If someone told him to go back to his accommodation/your town, would he? Because I know this would have little impact on my DC if they were unwell. Perhaps he has been told and is taking no heed? But if you do think it would help, does he have a key worker or care coordinator who could talk to him?
It’s a hugely difficult situation, and sadly whatever course of action is taken, he is probably very vulnerable to the virus.
Is DH managing to see him 600 miles away and maintain social distancing/lockdown? You might have to consider how productive/necessary that contact is vs the risk to DH, you and your other DC.

maggiecate · 28/03/2020 17:53

What a worrying situation for you and your family OP. As you’re probably aware the threshold for detaining someone with mental health issues are high - the police can tell him until they’re blue in the face to go home but they can’t force him if he has capacity.
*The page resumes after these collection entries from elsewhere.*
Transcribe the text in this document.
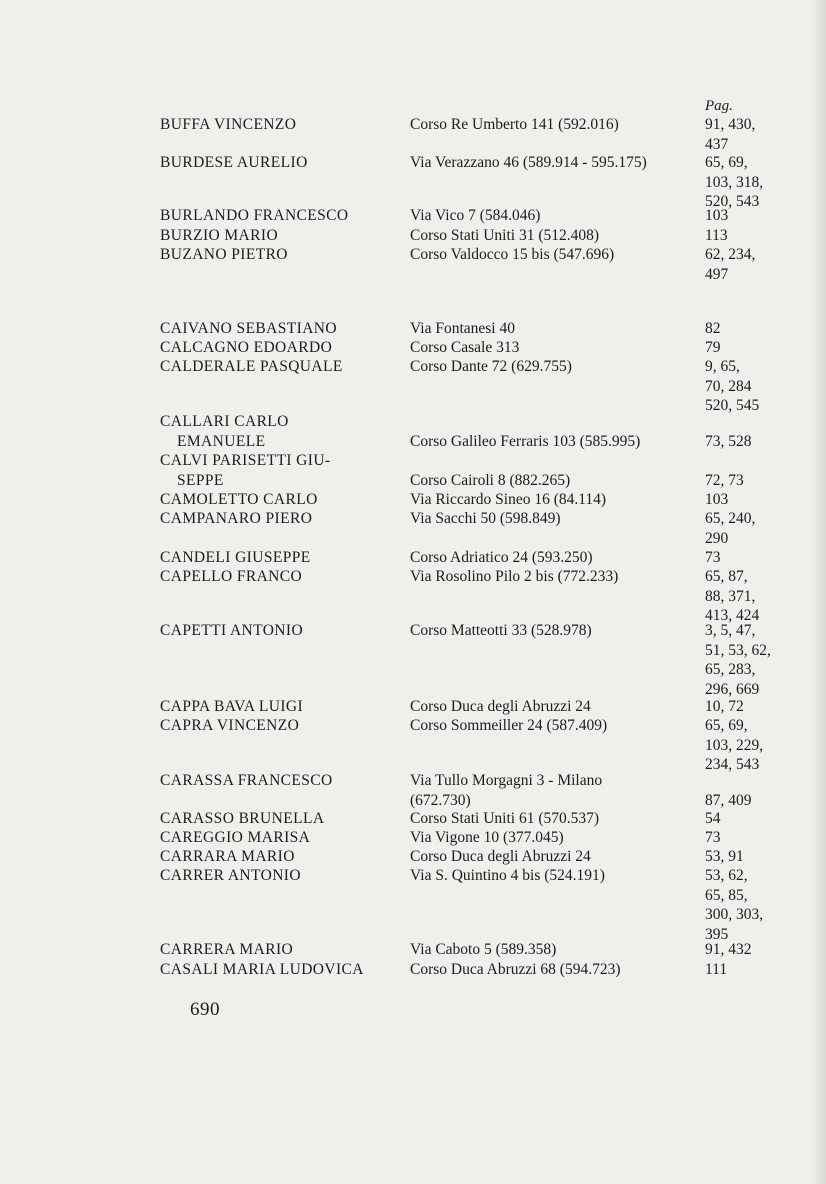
Pag.
BUFFA VINCENZO	Corso Re Umberto 141 (592.016)	91, 430,
437
BURDESE AURELIO	Via Verazzano 46 (589.914 - 595.175)	65, 69,
103, 318,
520, 543
BURLANDO FRANCESCO	Via Vico 7 (584.046)	103
BURZIO MARIO	Corso Stati Uniti 31 (512.408)	113
BUZANO PIETRO	Corso Valdocco 15 bis (547.696)	62, 234,
497
CAIVANO SEBASTIANO	Via Fontanesi 40	82
CALCAGNO EDOARDO	Corso Casale 313	79
CALDERALE PASQUALE	Corso Dante 72 (629.755)	9, 65,
70, 284
520, 545
CALLARI CARLO
EMANUELE	Corso Galileo Ferraris 103 (585.995)	73, 528
CALVI PARISETTI GIU-
SEPPE	Corso Cairoli 8 (882.265)	72, 73
CAMOLETTO CARLO	Via Riccardo Sineo 16 (84.114)	103
CAMPANARO PIERO	Via Sacchi 50 (598.849)	65, 240,
290
CANDELI GIUSEPPE	Corso Adriatico 24 (593.250)	73
CAPELLO FRANCO	Via Rosolino Pilo 2 bis (772.233)	65, 87,
88, 371,
413, 424
CAPETTI ANTONIO	Corso Matteotti 33 (528.978)	3, 5, 47,
51, 53, 62,
65, 283,
296, 669
CAPPA BAVA LUIGI	Corso Duca degli Abruzzi 24	10, 72
CAPRA VINCENZO	Corso Sommeiller 24 (587.409)	65, 69,
103, 229,
234, 543
CARASSA FRANCESCO	Via Tullo Morgagni 3 - Milano
(672.730)	87, 409
CARASSO BRUNELLA	Corso Stati Uniti 61 (570.537)	54
CAREGGIO MARISA	Via Vigone 10 (377.045)	73
CARRARA MARIO	Corso Duca degli Abruzzi 24	53, 91
CARRER ANTONIO	Via S. Quintino 4 bis (524.191)	53, 62,
65, 85,
300, 303,
395
CARRERA MARIO	Via Caboto 5 (589.358)	91, 432
CASALI MARIA LUDOVICA	Corso Duca Abruzzi 68 (594.723)	111
690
I know from experience how good some people are at masking the worst of their symptoms but the police will know that as well given how much of their work is now filling the gaps left by proper provision of health care.
I believe the current powers give the authorities the right to detain someone who they believe has the virus and refuses to quarantine but this doesn’t appear to be the case with your son.
The best you can probably do at the moment is keep the lines of communication open so you know where he is and ask the local homeless and mental health outreach organisations and the police to keep an eye out for him.
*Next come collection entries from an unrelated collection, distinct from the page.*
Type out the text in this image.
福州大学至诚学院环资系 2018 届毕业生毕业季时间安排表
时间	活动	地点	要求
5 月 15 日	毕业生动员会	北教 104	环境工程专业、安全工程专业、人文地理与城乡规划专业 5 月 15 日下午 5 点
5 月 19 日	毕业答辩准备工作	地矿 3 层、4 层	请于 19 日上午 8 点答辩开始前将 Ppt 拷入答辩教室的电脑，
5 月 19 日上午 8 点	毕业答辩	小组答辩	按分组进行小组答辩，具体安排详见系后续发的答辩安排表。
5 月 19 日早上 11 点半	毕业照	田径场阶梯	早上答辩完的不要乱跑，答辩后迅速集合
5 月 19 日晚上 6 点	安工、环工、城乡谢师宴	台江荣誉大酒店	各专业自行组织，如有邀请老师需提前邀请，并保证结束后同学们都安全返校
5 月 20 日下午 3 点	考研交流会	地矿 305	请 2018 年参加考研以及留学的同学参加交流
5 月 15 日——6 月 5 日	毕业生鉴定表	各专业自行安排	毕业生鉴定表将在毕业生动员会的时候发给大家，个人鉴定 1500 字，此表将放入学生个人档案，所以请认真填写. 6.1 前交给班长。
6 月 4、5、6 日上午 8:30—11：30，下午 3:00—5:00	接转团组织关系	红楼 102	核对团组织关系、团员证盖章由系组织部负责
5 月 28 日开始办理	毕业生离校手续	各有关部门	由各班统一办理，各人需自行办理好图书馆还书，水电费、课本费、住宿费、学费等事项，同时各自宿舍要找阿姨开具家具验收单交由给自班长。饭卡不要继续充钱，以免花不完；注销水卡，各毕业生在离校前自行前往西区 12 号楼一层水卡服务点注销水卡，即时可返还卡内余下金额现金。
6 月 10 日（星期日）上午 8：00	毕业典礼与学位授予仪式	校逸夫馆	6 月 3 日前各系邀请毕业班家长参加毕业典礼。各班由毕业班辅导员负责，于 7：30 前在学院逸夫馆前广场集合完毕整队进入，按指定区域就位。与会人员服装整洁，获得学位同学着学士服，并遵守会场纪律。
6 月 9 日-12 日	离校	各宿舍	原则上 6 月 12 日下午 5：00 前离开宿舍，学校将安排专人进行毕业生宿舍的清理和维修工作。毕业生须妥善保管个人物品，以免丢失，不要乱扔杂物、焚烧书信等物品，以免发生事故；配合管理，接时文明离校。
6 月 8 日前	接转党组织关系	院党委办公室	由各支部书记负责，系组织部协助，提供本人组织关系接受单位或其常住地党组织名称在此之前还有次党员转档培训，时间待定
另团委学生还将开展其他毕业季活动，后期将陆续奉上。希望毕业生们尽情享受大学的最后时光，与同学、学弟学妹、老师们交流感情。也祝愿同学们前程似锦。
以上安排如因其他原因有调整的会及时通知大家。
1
Molly175 · 28/03/2020 18:18

Thank you all for your replies and for sharing experiences.

DS only went off yesterday, so situation is still fluid. A big problem is that our local Council might take away his emergency accommodation here if he's away much longer.

DS, because of his lifestyle, is at risk of Coronavirus and of spreading it, as you say Melawati (and I hope that things setttle down for your family - very tricky times). DH sees him every day to give him meds etc when he's in the area. I worry about any length of time when he's without his meds, especially given his fragile state.

We're in touch with homeless charities and hostels - we've never met the staff but we know them well. This is oft repeated behaviour on DS's part and when you ask him why he went away, why he then ran out of money, why he then lost any accommodation he might have had, he simply answers 'I don't know'. And I don't think he does.

I am surprised that the fact that he's travelled this far now, and is likely to hop between cheap hotels and travel further hasn't, given the emergency legislation, set alarms bells ringning. Apparently, with the lockdown in the city he's now in, he'll stand out.

OP posts:
maggiecate · 28/03/2020 18:40

In a horrible way it’s not the worst time for this to happen because he will stand out - he won’t be able to get lost in the crowds. He’s also less likely to run into bother in a strange city with the pubs being closed - the ‘usual suspects‘ that would be out looking for trouble of an evening are off the streets too.